What can sponsors do to better support sites through the digital transformation needed to transform clinical research with technology?
Standardized guidelines across the industry would be ideal, though there’s too many barriers for that to be a realistic option.
But one of my specific concerns with DCTs is whether it’s going to change the type of volunteer that we can enroll. If we are training these volunteers, and they're bearing a higher burden on the collection of data themselves, and we're not a part of that in any context, then does it change how we recruit? Does it change the type of volunteer we're looking for? Will it require a more highly skilled volunteer? It is critical that data integrity be maintained and I don’t have any evidence, either positive or negative, that DCTs will improve or be detrimental to our study data.
Giving sites some flexibility with how we can collect and maintain that data is required. I’m not fond of a “one size fits all approach” which is generally how most clinical trials are logistically set-up. And then there’s the safety aspect of it. If we’re in a DCT environment, but our physicians believe they need to bring a patient onsite, it’s important we’re not penalized for that, from a contractual standpoint. Some of my concern pertaining to DCTs, is that Sponsors may see these new technologies as a cost cutting measure which may be detrimental to both data integrity and subject safety.
Medable has created a Site Network Counsel (SNC) to partner with sites more closely and get their early inputs regarding product and technology development. What do you think will be the ideal output from this type of coalition partnership?
Well, I like the fact that Medable has patients who participated in trials themselves as part of these coalitions and councils, because we need input from the volunteers. In my opinion, they are the most important stakeholder in this entire enterprise within the umbrella of clinical research. We also need more participation from principal investigators, or clinicians who actually engage with participants every day, who could be better represented in these counsels.

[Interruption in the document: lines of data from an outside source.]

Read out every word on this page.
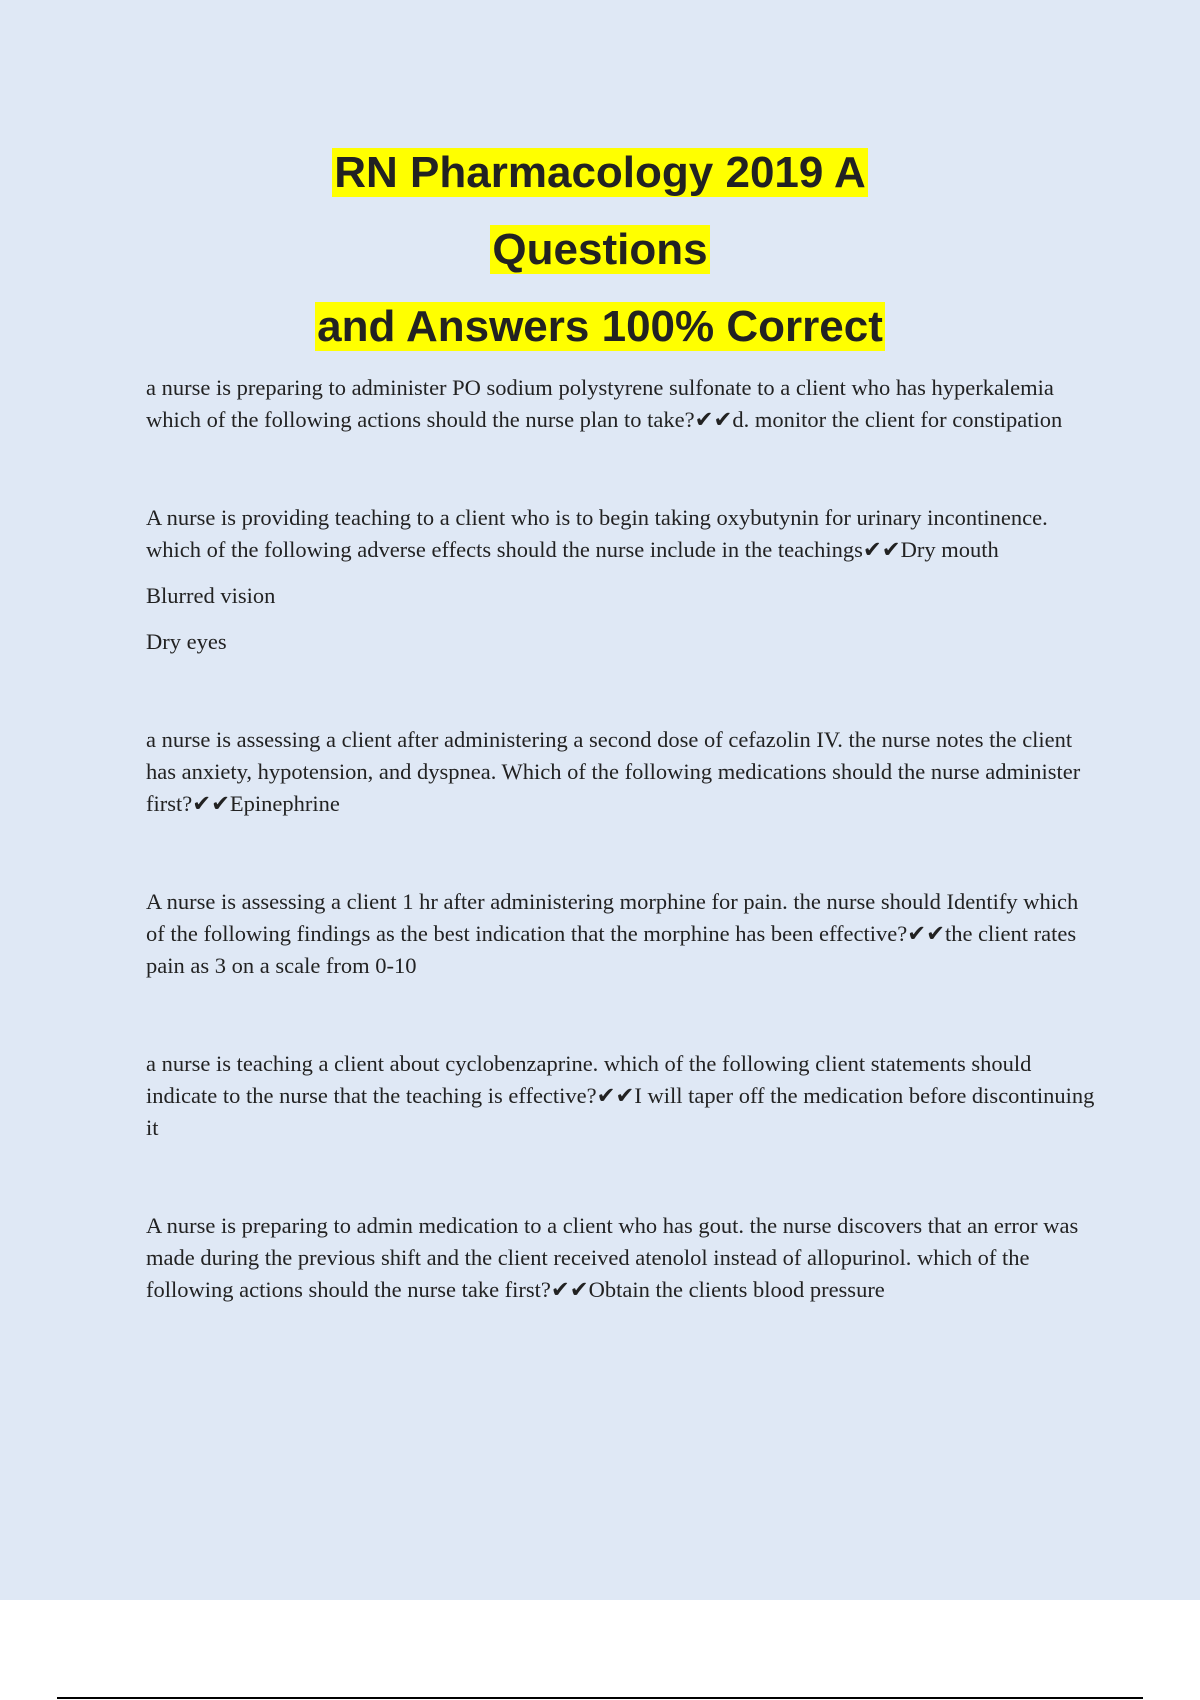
RN Pharmacology 2019 A
Questions
and Answers 100% Correct

a nurse is preparing to administer PO sodium polystyrene sulfonate to a client who has hyperkalemia which of the following actions should the nurse plan to take?✔✔d. monitor the client for constipation

A nurse is providing teaching to a client who is to begin taking oxybutynin for urinary incontinence. which of the following adverse effects should the nurse include in the teachings✔✔Dry mouth

Blurred vision

Dry eyes

a nurse is assessing a client after administering a second dose of cefazolin IV. the nurse notes the client has anxiety, hypotension, and dyspnea. Which of the following medications should the nurse administer first?✔✔Epinephrine

A nurse is assessing a client 1 hr after administering morphine for pain. the nurse should Identify which of the following findings as the best indication that the morphine has been effective?✔✔the client rates pain as 3 on a scale from 0-10

a nurse is teaching a client about cyclobenzaprine. which of the following client statements should indicate to the nurse that the teaching is effective?✔✔I will taper off the medication before discontinuing it

A nurse is preparing to admin medication to a client who has gout. the nurse discovers that an error was made during the previous shift and the client received atenolol instead of allopurinol. which of the following actions should the nurse take first?✔✔Obtain the clients blood pressure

Ultimately the idea is to have shared goals across every stakeholder in the enterprise. We need to appreciate all the various interests that are collectively part of it, and recognize it goes beyond more than just our own personal interests. Medable's been great on all these points, especially in their willingness to reach out to stakeholders like myself and is approaching these potentially very disruptive technologies in a respectful manner that is greatly appreciated.
Technology and innovation within the clinical trial process are rapidly changing the landscape for investigators and their day-to-day operations. What do you think the next significant innovation will be?
The most impactful innovation for us would be to have investigational products directly shipped to the subject. If we could get to the point where, instead of the volunteer coming to us for research, we're taking the research to the volunteer, that would be a positive disruptive innovation. Understanding how to maintain IP integrity with such an innovation would be required in order to provide assurance to both Sponsors, investigators and volunteers.
What does it take to adapt and survive in this world of clinical trials?
Well, you need to have thick skin, for starters, be able to problem solve at a moment's notice, and you need to over-communicate with your internal peers, with sponsors, and with the CROs collaborating with you on projects.